We thank Mariel Alvarez and Magdalene Moy for their help with this experiment and the Mayo Family and Galante wineries for providing wild populations of flies. Curt Adams, Senanu Pearson, Heather Taft, and Darren Rebar and two anonymous reviewers provided helpful comments on drafts of this manuscript. L. Enders thanks Sandy Enders, Demian Enders, Dora Kubitz and James Nitao for their continual support and Jack Werren, Allen Orr and Mr. Krull for inspiring her to pursue a career in science. This research was in part supported by a NSF Doctoral Dissertation Improvement Grant (DEB 0808416).


Appendix 1

Calculation of level of inbreeding (F) in chromosome homozygote studies in Table 6. Based on the published genome sequence of D. melanogaster (Adams et al., 2000), when chromosomes II and III are made homozygous, this corresponds to F = 1 for roughly 0.37 and 0.44 of the autosomal genome, respectively.
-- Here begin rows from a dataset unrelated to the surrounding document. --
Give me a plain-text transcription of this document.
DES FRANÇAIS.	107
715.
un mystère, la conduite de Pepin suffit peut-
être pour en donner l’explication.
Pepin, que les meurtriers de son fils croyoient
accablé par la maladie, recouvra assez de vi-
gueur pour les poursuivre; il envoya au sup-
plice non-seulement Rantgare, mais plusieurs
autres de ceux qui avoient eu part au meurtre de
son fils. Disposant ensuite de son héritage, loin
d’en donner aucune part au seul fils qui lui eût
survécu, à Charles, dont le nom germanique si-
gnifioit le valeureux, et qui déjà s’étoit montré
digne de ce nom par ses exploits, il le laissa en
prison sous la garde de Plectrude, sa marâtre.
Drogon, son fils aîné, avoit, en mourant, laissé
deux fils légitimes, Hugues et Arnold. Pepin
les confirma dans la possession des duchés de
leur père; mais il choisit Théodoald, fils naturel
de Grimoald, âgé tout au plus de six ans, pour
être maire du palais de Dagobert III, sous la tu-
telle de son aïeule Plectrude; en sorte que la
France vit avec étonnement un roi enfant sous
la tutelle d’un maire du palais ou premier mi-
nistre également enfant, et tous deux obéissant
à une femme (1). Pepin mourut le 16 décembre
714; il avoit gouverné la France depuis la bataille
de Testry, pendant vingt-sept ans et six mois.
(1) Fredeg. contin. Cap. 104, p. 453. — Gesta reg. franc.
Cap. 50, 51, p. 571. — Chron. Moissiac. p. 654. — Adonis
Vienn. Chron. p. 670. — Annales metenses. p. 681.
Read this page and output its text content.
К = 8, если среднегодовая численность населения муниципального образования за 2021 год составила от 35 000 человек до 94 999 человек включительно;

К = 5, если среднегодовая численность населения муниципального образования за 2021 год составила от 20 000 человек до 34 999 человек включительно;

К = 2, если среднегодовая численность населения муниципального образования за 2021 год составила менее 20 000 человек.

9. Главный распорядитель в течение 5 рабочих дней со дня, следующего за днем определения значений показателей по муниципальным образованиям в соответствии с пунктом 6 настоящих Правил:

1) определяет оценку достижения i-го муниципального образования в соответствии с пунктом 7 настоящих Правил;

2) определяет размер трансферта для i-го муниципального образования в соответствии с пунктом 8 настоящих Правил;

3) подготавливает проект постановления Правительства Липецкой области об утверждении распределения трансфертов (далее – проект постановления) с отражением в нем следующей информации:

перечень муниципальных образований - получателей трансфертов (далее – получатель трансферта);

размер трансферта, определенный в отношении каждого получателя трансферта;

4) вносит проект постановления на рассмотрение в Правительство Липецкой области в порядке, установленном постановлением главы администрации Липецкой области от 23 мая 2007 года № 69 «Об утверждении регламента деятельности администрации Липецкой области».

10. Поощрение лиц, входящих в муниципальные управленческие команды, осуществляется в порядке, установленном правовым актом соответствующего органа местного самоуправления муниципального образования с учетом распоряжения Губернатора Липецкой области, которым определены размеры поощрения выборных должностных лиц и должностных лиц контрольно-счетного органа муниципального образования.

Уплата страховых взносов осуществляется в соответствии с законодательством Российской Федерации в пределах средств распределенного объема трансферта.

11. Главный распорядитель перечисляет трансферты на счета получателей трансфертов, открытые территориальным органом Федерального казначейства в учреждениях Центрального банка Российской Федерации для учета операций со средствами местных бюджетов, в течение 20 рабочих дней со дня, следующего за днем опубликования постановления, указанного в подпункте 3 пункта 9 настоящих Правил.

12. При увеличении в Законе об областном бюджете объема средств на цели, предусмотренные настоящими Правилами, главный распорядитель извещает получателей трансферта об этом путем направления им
For traits expressed in both sexes or only in males, the sex chromosomes are not expected to contribute to overall levels of inbreeding depression owing to the removal/purging of recessive deleterious alleles in males (e.g. egg-adult viability, Eanes et al. (1985)). Therefore, we defined F = 0.37 and F = 0.44 for chromosome II and III homozygous, respectively, for egg-adult viability and male fitness measure. These values are the minimum level of inbreeding (F) expected when each chromosome is made homozygous. To account for sex-limited genetic load expressed on the X-chromosome for female fertility (Tracy & Ayala, 1974; Eanes et al., 1985), we adjusted the level of expected inbreeding (F) for female fecundity (increased 18%) to include the X-chromosome being totally inbred. During the creation of lines homozygous for single chromosomes, the remaining portion of the genome is expected to become randomly inbred as a result. Mackay (1985) adjusted for this in the estimation of the level of inbreeding (F), and therefore, the calculated F = 0.65 was used in Table 6.